Mandrin fit six campagnes en tout et cela en très peu de temps : de janvier 1754 à janvier 1755. Il se déplaçait très vite avec sa troupe de contrebandiers. En un an, à la tête de 6000 hommes, il fit trembler la Ferme Générale, sa police, l'État, le Roi de France, la Cour, l'armée et le ministre de la guerre ! Il se définissait comme le capitaine général des contrebandiers et eut sous ses ordres un véritable régiment militaire. Il commercialisa sa marchandise lors de grandes ventes publiques.

C'est en Savoie, duché du Royaume de Sardaigne, qu'il avait ses armes et ses dépôts et put ainsi échapper aux autorités royales de France.

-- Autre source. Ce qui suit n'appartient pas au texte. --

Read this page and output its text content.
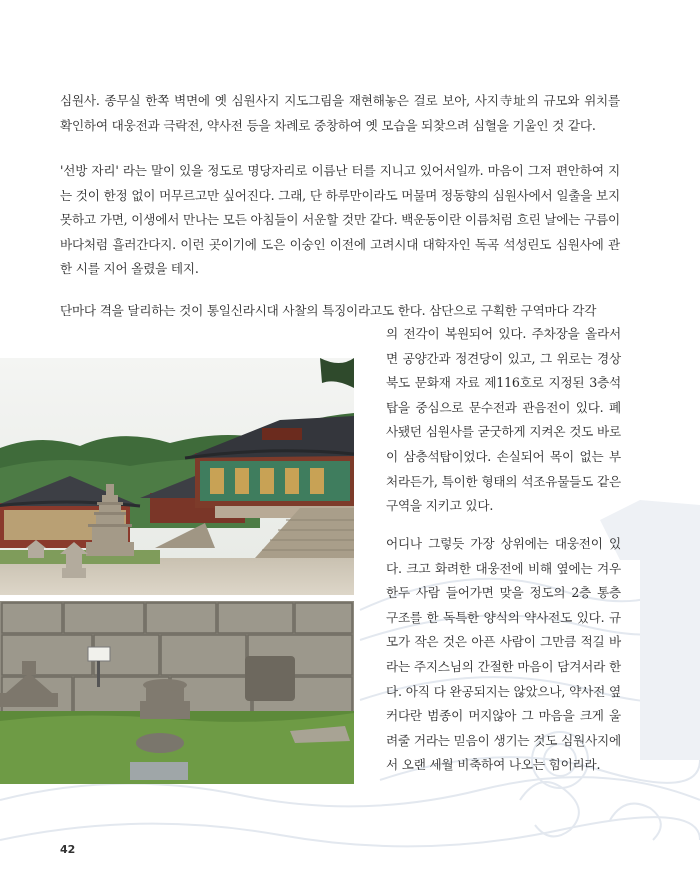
심원사. 종무실 한쪽 벽면에 옛 심원사지 지도그림을 재현해놓은 걸로 보아, 사지寺址의 규모와 위치를 확인하여 대웅전과 극락전, 약사전 등을 차례로 중창하여 옛 모습을 되찾으려 심혈을 기울인 것 같다.

'선방 자리' 라는 말이 있을 정도로 명당자리로 이름난 터를 지니고 있어서일까. 마음이 그저 편안하여 지는 것이 한정 없이 머무르고만 싶어진다. 그래, 단 하루만이라도 머물며 정동향의 심원사에서 일출을 보지 못하고 가면, 이생에서 만나는 모든 아침들이 서운할 것만 같다. 백운동이란 이름처럼 흐린 날에는 구름이 바다처럼 흘러간다지. 이런 곳이기에 도은 이숭인 이전에 고려시대 대학자인 독곡 석성린도 심원사에 관한 시를 지어 올렸을 테지.

단마다 격을 달리하는 것이 통일신라시대 사찰의 특징이라고도 한다. 삼단으로 구획한 구역마다 각각

의 전각이 복원되어 있다. 주차장을 올라서면 공양간과 정견당이 있고, 그 위로는 경상북도 문화재 자료 제116호로 지정된 3층석탑을 중심으로 문수전과 관음전이 있다. 폐사됐던 심원사를 굳굿하게 지켜온 것도 바로 이 삼층석탑이었다. 손실되어 목이 없는 부처라든가, 특이한 형태의 석조유물들도 같은 구역을 지키고 있다.

어디나 그렇듯 가장 상위에는 대웅전이 있다. 크고 화려한 대웅전에 비해 옆에는 겨우 한두 사람 들어가면 맞을 정도의 2층 통층 구조를 한 독특한 양식의 약사전도 있다. 규모가 작은 것은 아픈 사람이 그만큼 적길 바라는 주지스님의 간절한 마음이 담겨서라 한다. 아직 다 완공되지는 않았으나, 약사전 옆 커다란 범종이 머지않아 그 마음을 크게 울려줄 거라는 믿음이 생기는 것도 심원사지에서 오랜 세월 비축하여 나오는 힘이리라.

42
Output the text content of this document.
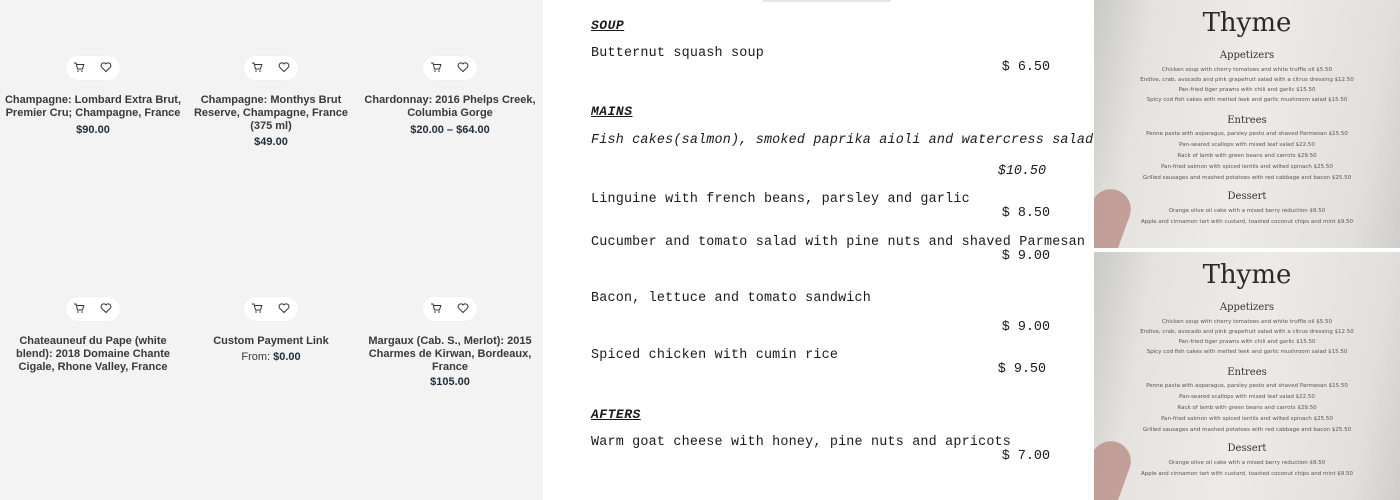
Champagne: Lombard Extra Brut, Premier Cru; Champagne, France
$90.00
Champagne: Monthys Brut Reserve, Champagne, France (375 ml)
$49.00
Chardonnay: 2016 Phelps Creek, Columbia Gorge
$20.00 – $64.00
Chateauneuf du Pape (white blend): 2018 Domaine Chante Cigale, Rhone Valley, France
Custom Payment Link
From: $0.00
Margaux (Cab. S., Merlot): 2015 Charmes de Kirwan, Bordeaux, France
$105.00
SOUP
Butternut squash soup
$ 6.50
MAINS
Fish cakes(salmon), smoked paprika aioli and watercress salad
$10.50
Linguine with french beans, parsley and garlic
$ 8.50
Cucumber and tomato salad with pine nuts and shaved Parmesan
$ 9.00
Bacon, lettuce and tomato sandwich
$ 9.00
Spiced chicken with cumin rice
$ 9.50
AFTERS
Warm goat cheese with honey, pine nuts and apricots
$ 7.00
Thyme
Appetizers
Chicken soup with cherry tomatoes and white truffle oil $5.50
Endive, crab, avocado and pink grapefruit salad with a citrus dressing $12.50
Pan-fried tiger prawns with chili and garlic $15.50
Spicy cod fish cakes with melted leek and garlic mushroom salad $15.50
Entrees
Penne pasta with asparagus, parsley pesto and shaved Parmesan $15.50
Pan-seared scallops with mixed leaf salad $22.50
Rack of lamb with green beans and carrots $29.50
Pan-fried salmon with spiced lentils and wilted spinach $25.50
Grilled sausages and mashed potatoes with red cabbage and bacon $25.50
Dessert
Orange olive oil cake with a mixed berry reduction $9.50
Apple and cinnamon tart with custard, toasted coconut chips and mint $9.50
Thyme
Appetizers
Chicken soup with cherry tomatoes and white truffle oil $5.50
Endive, crab, avocado and pink grapefruit salad with a citrus dressing $12.50
Pan-fried tiger prawns with chili and garlic $15.50
Spicy cod fish cakes with melted leek and garlic mushroom salad $15.50
Entrees
Penne pasta with asparagus, parsley pesto and shaved Parmesan $15.50
Pan-seared scallops with mixed leaf salad $22.50
Rack of lamb with green beans and carrots $29.50
Pan-fried salmon with spiced lentils and wilted spinach $25.50
Grilled sausages and mashed potatoes with red cabbage and bacon $25.50
Dessert
Orange olive oil cake with a mixed berry reduction $9.50
Apple and cinnamon tart with custard, toasted coconut chips and mint $9.50
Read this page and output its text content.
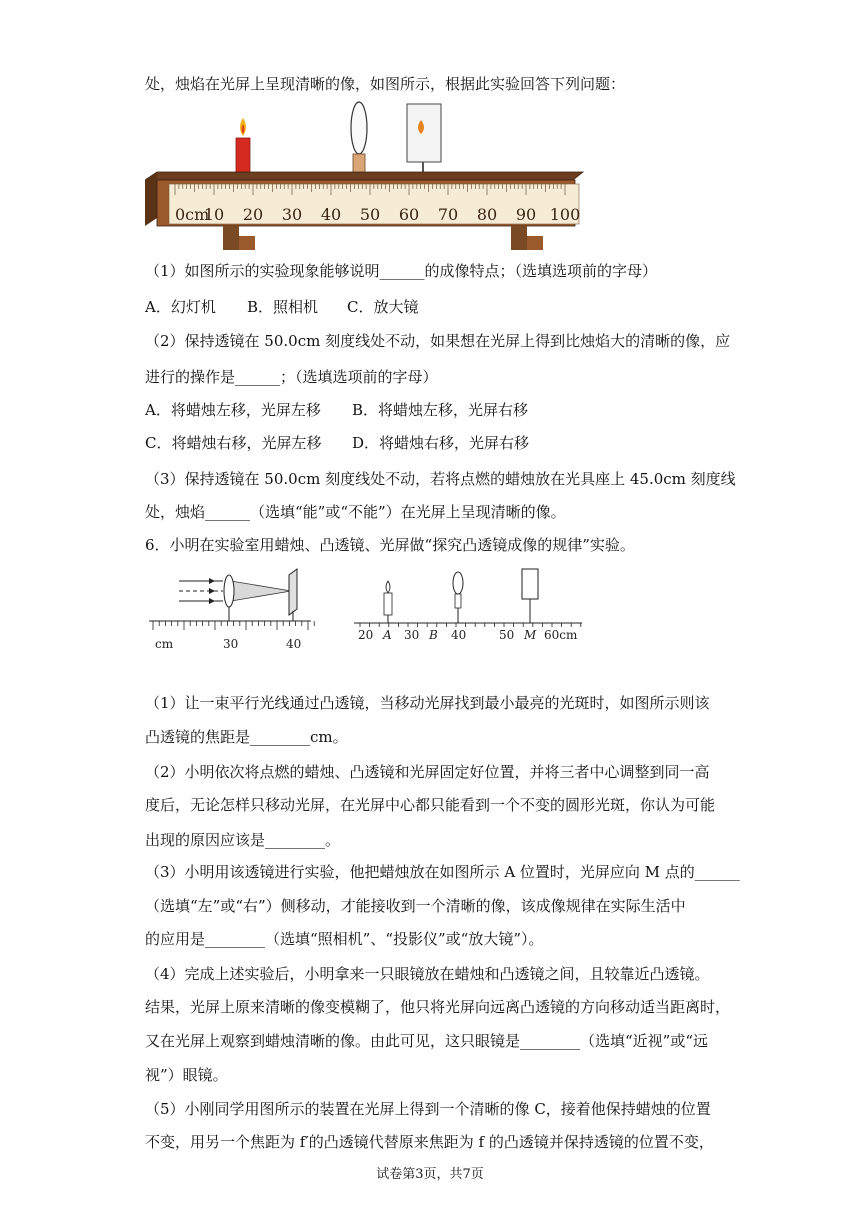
处，烛焰在光屏上呈现清晰的像，如图所示，根据此实验回答下列问题：
0cm
10 20 30 40 50 60 70 80 90 100
（1）如图所示的实验现象能够说明______的成像特点；（选填选项前的字母）
A．幻灯机 B．照相机 C．放大镜
（2）保持透镜在 50.0cm 刻度线处不动，如果想在光屏上得到比烛焰大的清晰的像，应
进行的操作是______；（选填选项前的字母）
A．将蜡烛左移，光屏左移 B．将蜡烛左移，光屏右移
C．将蜡烛右移，光屏左移 D．将蜡烛右移，光屏右移
（3）保持透镜在 50.0cm 刻度线处不动，若将点燃的蜡烛放在光具座上 45.0cm 刻度线
处，烛焰______（选填“能”或“不能”）在光屏上呈现清晰的像。
6．小明在实验室用蜡烛、凸透镜、光屏做“探究凸透镜成像的规律”实验。
cm	30	40
20 A 30 B 40	50 M 60cm
（1）让一束平行光线通过凸透镜，当移动光屏找到最小最亮的光斑时，如图所示则该
凸透镜的焦距是________cm。
（2）小明依次将点燃的蜡烛、凸透镜和光屏固定好位置，并将三者中心调整到同一高
度后，无论怎样只移动光屏，在光屏中心都只能看到一个不变的圆形光斑，你认为可能
出现的原因应该是________。
（3）小明用该透镜进行实验，他把蜡烛放在如图所示 A 位置时，光屏应向 M 点的______
（选填“左”或“右”）侧移动，才能接收到一个清晰的像，该成像规律在实际生活中
的应用是________（选填“照相机”、“投影仪”或“放大镜”）。
（4）完成上述实验后，小明拿来一只眼镜放在蜡烛和凸透镜之间，且较靠近凸透镜。
结果，光屏上原来清晰的像变模糊了，他只将光屏向远离凸透镜的方向移动适当距离时，
又在光屏上观察到蜡烛清晰的像。由此可见，这只眼镜是________（选填“近视”或“远
视”）眼镜。
（5）小刚同学用图所示的装置在光屏上得到一个清晰的像 C，接着他保持蜡烛的位置
不变，用另一个焦距为 f′的凸透镜代替原来焦距为 f 的凸透镜并保持透镜的位置不变，
试卷第3页，共7页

Il achetait en Suisse et en Savoie des marchandises telles que  tabac, sel, étoffes non soumises aux taxes, et les revendait en France au peuple lors de marchés surveillés par ses troupes, à bon prix, concurrençant ainsi illégalement les fermiers généraux ! Il obtint le soutien de toute la population et d 'une partie de l'aristocratie et de philosophes comme Voltaire ! Voici d'ailleurs ce que Voltaire écrivait concernant Mandrin :

« On prétend que Mandrin est à la tête de 6000 hommes et que les soldats désertent pour se ranger sous ses drapeaux. Il y a trois mois, ce n'était qu'un voleur, c'est à présent un conquérant ! » 

Plusieurs régiments royaux furent mobilisés pour lui faire barrage mais, bon stratège, l'homme rusé leur échappait ! 

La Ferme générale va réagir en interdisant l'achat de produits de contrebande provenant de Mandrin et en punissant sévèrement les contrevenants. D’ailleurs sa tête fut mise à prix . Alors Mandrin va changer de méthode en obligeant ( sous la menace ), les fermiers généraux à lui acheter, à lui Mandrin le contrebandier, ses propres marchandises au prix le plus fort !!!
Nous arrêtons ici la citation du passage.